After playing seven consecutive football games to open the season, Washington State has finally been able to take a few practice days off, a needed respite for a team that had 11 limited players during Thursday’s practice and a handful of others that didn’t appear to be present.
The team has only practiced twice since last Friday’s Stanford game, and will hold one more practice Saturday before resuming its normal schedule in preparation for an Oct. 25 home game against Arizona.
But those two practices have been two of the team’s most physical since the end of fall camp, with the starting units spending more time than usual practicing against one another, some live hitting and a pair of full-contact underclassmen scrimmages.
“It gives our guys a chance to get a sense of competing and a little bit better tempo,” defensive line coach Joe Salave’a said. “But it still comes back to us having that maturity, mindset of executing our jobs at a very high level and high speed and velocity.”
The team has spent much of its time focusing on fundamentals that often get overlooked during the rush to prepare for an upcoming opponent. Rather than work against a scout-team offensive line mimicking some adversary’s offensive scheme, Salave’a’s unit has drilled in striking, shedding blockers and ball pursuit.
What the Cougars’ drill specifically is informed by the ability to self-scout and spend time that is normally reserved for looking at an opponent’s tape by looking back at the first half of the season to see at where the Cougars are weakest.

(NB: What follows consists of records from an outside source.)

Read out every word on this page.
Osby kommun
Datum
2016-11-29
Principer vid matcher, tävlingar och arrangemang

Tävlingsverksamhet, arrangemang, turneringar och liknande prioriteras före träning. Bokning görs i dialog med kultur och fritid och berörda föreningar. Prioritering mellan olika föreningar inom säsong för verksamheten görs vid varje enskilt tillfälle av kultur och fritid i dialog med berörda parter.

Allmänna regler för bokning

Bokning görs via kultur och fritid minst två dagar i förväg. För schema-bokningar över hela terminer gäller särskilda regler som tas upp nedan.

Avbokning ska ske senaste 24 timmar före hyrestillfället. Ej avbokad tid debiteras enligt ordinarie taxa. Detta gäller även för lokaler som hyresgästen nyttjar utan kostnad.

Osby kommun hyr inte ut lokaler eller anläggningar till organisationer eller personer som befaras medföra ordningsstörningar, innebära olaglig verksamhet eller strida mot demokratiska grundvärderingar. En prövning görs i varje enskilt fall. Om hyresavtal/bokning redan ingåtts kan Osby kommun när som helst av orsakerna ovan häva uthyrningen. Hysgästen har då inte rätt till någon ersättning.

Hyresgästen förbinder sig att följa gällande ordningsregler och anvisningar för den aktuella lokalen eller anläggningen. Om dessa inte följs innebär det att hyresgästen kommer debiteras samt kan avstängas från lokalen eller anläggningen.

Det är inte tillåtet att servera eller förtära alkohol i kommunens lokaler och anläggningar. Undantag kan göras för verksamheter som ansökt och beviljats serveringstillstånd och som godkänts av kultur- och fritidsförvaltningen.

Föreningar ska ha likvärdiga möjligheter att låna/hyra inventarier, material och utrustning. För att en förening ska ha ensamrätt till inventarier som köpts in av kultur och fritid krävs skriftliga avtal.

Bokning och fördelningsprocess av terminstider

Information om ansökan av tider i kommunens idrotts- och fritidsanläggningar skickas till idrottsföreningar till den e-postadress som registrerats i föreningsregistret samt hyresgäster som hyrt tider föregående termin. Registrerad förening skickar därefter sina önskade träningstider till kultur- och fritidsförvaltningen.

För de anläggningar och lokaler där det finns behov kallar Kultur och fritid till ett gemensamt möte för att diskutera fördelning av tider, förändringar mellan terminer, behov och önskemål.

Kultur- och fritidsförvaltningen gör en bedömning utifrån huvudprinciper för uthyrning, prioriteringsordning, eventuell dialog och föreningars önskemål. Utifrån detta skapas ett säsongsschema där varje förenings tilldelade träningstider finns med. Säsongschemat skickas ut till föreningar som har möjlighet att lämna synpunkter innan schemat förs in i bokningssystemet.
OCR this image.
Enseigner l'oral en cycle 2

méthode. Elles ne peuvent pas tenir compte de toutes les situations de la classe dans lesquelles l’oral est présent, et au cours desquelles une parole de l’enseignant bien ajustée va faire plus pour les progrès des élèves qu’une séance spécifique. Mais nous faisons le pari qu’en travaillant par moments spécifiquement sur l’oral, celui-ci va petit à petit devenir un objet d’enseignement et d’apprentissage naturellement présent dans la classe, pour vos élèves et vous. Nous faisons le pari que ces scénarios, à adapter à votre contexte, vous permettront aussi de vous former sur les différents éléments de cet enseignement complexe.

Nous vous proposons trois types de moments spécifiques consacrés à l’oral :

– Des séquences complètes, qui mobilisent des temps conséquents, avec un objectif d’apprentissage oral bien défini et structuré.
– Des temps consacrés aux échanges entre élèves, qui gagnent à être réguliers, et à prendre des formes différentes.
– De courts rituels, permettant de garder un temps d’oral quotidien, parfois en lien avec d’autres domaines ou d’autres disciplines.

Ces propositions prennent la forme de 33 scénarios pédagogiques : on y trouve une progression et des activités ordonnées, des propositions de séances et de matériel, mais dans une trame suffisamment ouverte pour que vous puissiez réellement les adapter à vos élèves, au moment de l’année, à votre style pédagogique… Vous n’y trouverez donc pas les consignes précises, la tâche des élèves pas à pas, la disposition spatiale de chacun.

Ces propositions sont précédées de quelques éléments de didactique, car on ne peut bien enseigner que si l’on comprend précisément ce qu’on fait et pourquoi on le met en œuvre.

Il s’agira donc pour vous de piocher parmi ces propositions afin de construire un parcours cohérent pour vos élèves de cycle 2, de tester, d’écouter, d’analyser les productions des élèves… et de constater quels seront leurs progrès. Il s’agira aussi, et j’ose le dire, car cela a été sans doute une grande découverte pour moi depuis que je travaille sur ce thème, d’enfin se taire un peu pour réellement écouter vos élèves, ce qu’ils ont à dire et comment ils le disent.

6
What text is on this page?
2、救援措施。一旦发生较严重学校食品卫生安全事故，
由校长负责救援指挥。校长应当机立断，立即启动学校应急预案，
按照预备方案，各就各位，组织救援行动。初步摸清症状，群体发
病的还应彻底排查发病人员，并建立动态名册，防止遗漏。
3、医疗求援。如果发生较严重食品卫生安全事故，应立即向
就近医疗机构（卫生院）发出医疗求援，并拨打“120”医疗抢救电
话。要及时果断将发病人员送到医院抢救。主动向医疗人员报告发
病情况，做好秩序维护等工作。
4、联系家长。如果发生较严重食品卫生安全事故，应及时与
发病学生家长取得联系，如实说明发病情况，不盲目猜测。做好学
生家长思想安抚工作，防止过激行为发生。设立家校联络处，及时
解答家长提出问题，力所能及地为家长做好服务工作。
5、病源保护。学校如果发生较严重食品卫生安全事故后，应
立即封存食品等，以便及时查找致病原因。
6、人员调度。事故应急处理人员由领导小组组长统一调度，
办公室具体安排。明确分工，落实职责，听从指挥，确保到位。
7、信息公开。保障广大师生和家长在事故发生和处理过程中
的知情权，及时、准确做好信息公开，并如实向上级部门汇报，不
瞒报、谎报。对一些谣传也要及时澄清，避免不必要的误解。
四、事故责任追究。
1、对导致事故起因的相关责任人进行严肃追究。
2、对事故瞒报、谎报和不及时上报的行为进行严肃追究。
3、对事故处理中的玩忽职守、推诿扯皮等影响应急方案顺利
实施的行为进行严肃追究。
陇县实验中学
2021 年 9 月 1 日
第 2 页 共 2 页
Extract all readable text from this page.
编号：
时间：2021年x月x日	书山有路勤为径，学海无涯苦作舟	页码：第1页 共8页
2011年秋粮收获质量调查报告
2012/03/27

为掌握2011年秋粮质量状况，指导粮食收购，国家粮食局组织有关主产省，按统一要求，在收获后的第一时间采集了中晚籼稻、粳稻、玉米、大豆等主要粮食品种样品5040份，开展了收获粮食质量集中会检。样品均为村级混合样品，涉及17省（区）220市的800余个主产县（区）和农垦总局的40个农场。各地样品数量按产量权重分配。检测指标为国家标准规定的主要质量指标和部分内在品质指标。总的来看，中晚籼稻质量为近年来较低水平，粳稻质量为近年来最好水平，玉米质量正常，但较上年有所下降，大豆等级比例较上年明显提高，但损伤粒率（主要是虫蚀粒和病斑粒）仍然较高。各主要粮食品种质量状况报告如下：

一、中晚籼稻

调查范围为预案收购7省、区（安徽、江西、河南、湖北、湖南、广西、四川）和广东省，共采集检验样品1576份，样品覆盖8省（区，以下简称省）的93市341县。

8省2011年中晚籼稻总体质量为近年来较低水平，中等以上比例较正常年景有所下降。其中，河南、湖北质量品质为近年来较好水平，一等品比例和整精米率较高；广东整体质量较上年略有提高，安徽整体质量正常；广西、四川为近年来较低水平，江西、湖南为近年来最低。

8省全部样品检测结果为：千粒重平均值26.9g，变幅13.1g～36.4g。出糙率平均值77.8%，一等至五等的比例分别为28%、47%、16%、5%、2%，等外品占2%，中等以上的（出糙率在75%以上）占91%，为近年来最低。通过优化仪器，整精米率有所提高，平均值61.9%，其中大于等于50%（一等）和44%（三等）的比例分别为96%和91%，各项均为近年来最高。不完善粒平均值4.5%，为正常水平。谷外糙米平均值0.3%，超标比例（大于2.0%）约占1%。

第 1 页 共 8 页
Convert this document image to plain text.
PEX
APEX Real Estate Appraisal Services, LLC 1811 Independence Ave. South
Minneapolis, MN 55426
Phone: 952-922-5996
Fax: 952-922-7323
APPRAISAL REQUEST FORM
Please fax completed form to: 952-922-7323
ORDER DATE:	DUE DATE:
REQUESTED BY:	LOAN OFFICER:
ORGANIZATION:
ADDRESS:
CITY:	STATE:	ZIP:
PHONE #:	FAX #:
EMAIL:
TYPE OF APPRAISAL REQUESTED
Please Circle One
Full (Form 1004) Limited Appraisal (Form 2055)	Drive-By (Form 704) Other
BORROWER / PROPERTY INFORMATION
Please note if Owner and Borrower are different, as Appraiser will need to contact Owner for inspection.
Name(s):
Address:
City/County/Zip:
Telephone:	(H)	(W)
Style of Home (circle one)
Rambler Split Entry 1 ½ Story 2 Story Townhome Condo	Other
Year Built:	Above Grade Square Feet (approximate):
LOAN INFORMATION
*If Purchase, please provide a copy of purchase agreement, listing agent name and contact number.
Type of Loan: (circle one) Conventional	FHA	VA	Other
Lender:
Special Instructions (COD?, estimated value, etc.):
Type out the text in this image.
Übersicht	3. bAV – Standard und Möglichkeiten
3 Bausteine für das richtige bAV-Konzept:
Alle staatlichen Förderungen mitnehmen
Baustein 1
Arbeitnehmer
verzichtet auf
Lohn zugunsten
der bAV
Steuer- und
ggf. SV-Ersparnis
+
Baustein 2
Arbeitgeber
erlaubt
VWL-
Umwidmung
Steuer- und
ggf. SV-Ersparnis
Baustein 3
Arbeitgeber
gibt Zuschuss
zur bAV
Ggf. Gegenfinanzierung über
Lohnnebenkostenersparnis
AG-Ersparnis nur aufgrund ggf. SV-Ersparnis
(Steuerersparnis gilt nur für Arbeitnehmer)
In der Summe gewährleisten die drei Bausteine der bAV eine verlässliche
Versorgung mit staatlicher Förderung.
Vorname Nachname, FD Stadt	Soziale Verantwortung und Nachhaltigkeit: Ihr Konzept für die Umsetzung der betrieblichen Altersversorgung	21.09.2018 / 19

“Anything from our alignment, assignment, technique and those things,” Salave’a said. “And it’s glaring how much those things weren’t properly executed over the course of these last few games.”
The extra week also allows the Cougars to spend more time looking at players that have not contributed much this season, but may have improved enough since the beginning of the year to warrant a second look.
Jacob Seydel has seen time with the starting unit at left guard this week. While Seydel may not be ready to displace longtime starter Gunnar Eklund, he’s apparently done enough to raise the possibility.
“It’s too hard to tell right now,” offensive line coach Clay McGuire said. “(Seydel has) practiced well and does some good stuff and he’s fresh right now.”
In good standing
Last year’s WSU football graduation rate of 57 percent was a 4 percent increase over the previous year, according to the NCAA’s annual report. According to head coach Mike Leach, the team should see a much bigger jump this year when the graduation figures are released.
“Our graduation rate, which comes out shortly, is going to break the record all-time here,” Leach said after Wednesday’s practice.
To break the record will require a sizable jump for the Cougars. In 2008, the football team graduated 68 percent of its players, the second-highest mark in the Pac-12.